While training for the 112 mile bike race portion of the Ironman, she was introduced to a group of cyclists. “This great group of guys (it’s an all men’s cycling group) are just addicted to biking — they eat, sleep and
breathe biking — they watch movies and insane races about biking. When they’re at the coffee shop, pub or beer garden they can’t stop talking about biking — they’re totally fun!” They invited her — the lone woman — along on their rides. Suddenly, she’s thirty or forty miles away from home with people most of whose names she didn’t know. But, that happens all the time to Jayme — people invite her along and she accepts their kindness. The same thing had happened in 2006 when she and Dan wanted to learn to swim so they could compete in triathlons. “I still remember his name, Todd,” she says of her swim instructor. “You could tell he had this great energy, he really wanted to help his students learn.”

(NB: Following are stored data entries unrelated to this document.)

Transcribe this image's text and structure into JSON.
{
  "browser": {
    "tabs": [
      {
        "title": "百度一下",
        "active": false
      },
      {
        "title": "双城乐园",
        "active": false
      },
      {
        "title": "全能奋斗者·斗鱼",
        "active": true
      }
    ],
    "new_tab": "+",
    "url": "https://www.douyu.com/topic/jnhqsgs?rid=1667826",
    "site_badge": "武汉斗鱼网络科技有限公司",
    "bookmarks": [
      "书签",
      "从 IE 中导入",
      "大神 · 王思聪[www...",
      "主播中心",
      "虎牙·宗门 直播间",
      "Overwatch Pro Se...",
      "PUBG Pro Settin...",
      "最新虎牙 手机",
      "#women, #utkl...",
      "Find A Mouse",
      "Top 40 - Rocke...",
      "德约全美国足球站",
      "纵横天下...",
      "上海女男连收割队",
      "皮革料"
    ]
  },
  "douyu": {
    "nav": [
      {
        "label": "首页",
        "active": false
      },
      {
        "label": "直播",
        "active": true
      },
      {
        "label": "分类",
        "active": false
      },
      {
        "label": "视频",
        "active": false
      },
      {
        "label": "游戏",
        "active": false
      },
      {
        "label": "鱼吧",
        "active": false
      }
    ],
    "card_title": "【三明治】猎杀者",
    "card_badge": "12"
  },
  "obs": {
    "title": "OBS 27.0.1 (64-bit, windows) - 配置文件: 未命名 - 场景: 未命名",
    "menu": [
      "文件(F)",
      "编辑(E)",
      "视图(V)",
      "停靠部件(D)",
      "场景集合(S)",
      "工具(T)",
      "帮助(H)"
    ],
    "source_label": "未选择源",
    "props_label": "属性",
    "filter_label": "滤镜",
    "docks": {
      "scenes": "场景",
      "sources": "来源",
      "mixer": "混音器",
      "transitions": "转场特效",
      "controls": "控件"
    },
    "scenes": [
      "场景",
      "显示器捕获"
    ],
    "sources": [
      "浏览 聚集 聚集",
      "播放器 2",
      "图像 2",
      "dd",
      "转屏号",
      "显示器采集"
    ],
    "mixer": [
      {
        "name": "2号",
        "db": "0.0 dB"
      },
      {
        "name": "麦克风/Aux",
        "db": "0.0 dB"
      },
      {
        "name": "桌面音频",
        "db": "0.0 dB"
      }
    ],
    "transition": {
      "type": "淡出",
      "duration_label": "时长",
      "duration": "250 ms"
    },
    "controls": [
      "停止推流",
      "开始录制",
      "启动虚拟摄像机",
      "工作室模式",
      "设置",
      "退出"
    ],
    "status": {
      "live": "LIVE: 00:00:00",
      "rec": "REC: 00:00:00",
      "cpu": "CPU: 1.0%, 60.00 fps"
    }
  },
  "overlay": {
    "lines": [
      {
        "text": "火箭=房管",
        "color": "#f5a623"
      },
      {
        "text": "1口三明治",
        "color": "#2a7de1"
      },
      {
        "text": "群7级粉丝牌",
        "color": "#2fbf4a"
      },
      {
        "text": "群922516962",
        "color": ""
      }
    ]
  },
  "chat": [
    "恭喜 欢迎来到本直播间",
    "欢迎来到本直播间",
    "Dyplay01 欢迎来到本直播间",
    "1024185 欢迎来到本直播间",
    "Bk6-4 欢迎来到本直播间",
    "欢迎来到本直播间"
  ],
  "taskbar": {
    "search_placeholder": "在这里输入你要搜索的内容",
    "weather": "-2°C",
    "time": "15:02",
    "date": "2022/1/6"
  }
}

The essence of Jayme-ness isn’t her will or her indomitable courage, though she has both in abundance. It’s her glowing, overflowing, radiant heart. Hatched from pain, she transcends the walls most of us feel closing around us. She says “yes” to adventure. She’s willing to try something to find out what she thinks about it, without worrying what anyone else is doing or saying. She sometimes drinks beer from shoes.
If Jayme can do it, so can I. So can you.
Be awesome in real life.
Your turn: What reality have you chosen? How have you used your life experiences to help you live more fully?